Then a magical thing happened. I finally was entering sixth grade and when I arrived at school that first summer dream came true. Mrs. Olive Stenson was my 6th grade teacher! Not only did I get to have her for my Chorus teacher…I had her all day. It was going to be a good year! Some of the students weren’t happy about their lot for 6th grade but I was ecstatic. Mrs. Stenson was a very strict teacher. We were there to learn and she was there to teach us. Some were afraid of her… but not me... she had a twinkle in her eye and I loved how she talked to me like a person and not a child.

I thrived on her high expectations and she was quick to praise any and all students who put forth effort. I would often miss the bus at the end of the school day just so I could stay and clean erasers and visit with her. We visited about so many things… our country, the world, math, history, science, music. I talked about my family and she talked about her sons. One afternoon after I finished cleaning erasers she asked me if I knew what a doorstep baby was. I told her I had read many fictional stories that had babies left at doorsteps in them. She then, with a tear in her eye, quietly told me that she had been a doorstep baby. At that moment I had wanted to be a grown up and she a little one so I could scoop her up and rock her while singing a lullaby of how much she was loved. We never spoke of it again. I felt very important to have been a confidant to her about such a matter as this.

Two weeks before the end of the school year I quietly approached every student in our class and asked them to bring money so I could buy Mrs. Stenson a present from the class. Within a few days I had gathered all the money. I talked my Mom into going to Lipmans at Eastport Plaza and found a beautiful white blouse for her. There was enough money left over to buy a simple necklace to wear with the blouse. The last day of school I presented the gifts to her on behalf of the entire class, hugged her tight and told her how much we all loved her and how much we were going to miss her. Tears were shed and soon thereafter we left for home. Most never returned to Battin Elementary. I returned to visit every couple of years until her retirement.
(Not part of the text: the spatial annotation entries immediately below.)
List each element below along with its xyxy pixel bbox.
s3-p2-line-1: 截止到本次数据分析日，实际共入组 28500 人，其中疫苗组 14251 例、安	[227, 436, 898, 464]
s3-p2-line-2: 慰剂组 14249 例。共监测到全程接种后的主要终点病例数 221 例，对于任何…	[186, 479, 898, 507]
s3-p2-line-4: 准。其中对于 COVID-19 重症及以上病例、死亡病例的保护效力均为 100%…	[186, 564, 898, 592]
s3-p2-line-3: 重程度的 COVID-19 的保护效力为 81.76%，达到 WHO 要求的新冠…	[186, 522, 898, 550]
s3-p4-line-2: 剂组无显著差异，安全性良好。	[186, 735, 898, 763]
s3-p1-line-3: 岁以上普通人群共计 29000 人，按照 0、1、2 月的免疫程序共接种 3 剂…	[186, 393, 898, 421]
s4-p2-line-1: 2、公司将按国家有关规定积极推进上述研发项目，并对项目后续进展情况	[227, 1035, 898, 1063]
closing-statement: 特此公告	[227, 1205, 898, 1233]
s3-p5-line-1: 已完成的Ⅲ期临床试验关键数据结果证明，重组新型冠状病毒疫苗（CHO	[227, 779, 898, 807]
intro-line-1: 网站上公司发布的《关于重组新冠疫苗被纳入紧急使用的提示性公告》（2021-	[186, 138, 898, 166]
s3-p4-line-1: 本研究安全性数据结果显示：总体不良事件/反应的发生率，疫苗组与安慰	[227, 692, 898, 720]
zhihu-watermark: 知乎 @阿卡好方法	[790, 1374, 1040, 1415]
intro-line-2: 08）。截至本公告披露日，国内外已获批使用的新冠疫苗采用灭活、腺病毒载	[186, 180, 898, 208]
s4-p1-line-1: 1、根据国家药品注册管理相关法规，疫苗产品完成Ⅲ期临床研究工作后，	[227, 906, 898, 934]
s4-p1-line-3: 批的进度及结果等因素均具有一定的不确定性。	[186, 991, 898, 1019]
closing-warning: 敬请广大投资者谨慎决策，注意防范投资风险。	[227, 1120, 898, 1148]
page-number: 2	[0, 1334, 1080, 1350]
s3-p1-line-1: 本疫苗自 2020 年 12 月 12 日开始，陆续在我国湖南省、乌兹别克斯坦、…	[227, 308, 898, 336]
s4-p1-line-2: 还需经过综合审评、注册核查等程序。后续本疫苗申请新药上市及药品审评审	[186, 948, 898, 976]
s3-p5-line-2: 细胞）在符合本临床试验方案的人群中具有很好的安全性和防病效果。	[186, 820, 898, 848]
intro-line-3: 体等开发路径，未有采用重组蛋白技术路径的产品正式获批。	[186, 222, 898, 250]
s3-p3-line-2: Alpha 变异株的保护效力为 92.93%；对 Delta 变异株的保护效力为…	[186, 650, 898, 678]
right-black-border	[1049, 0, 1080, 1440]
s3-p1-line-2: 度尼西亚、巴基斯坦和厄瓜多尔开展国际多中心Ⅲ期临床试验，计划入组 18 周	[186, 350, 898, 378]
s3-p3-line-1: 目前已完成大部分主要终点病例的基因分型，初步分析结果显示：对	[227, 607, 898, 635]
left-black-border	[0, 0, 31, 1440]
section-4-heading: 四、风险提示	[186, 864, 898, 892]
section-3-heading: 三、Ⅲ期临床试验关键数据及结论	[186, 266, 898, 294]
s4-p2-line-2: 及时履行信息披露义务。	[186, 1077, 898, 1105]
Of all the people in my life, Mrs. Stenson was one who had a far reaching influence on me. I love music and because of her I have learned to appreciate all kinds of music. I love learning and have been a life long learner. I love teaching and have high expectations of all my students. I love America and the flag and voting. I love gray hair and have let my own hair go naturally gray. I love children and old people and everyone in between.

Olive M. Stenson was born 21 March 1905 and died 12 August 1975. She was a beautiful woman and touched the lives of many for good. She was a perfect mentor. When she smiled, the world was brighter. She found joy in music. I am better because I knew her.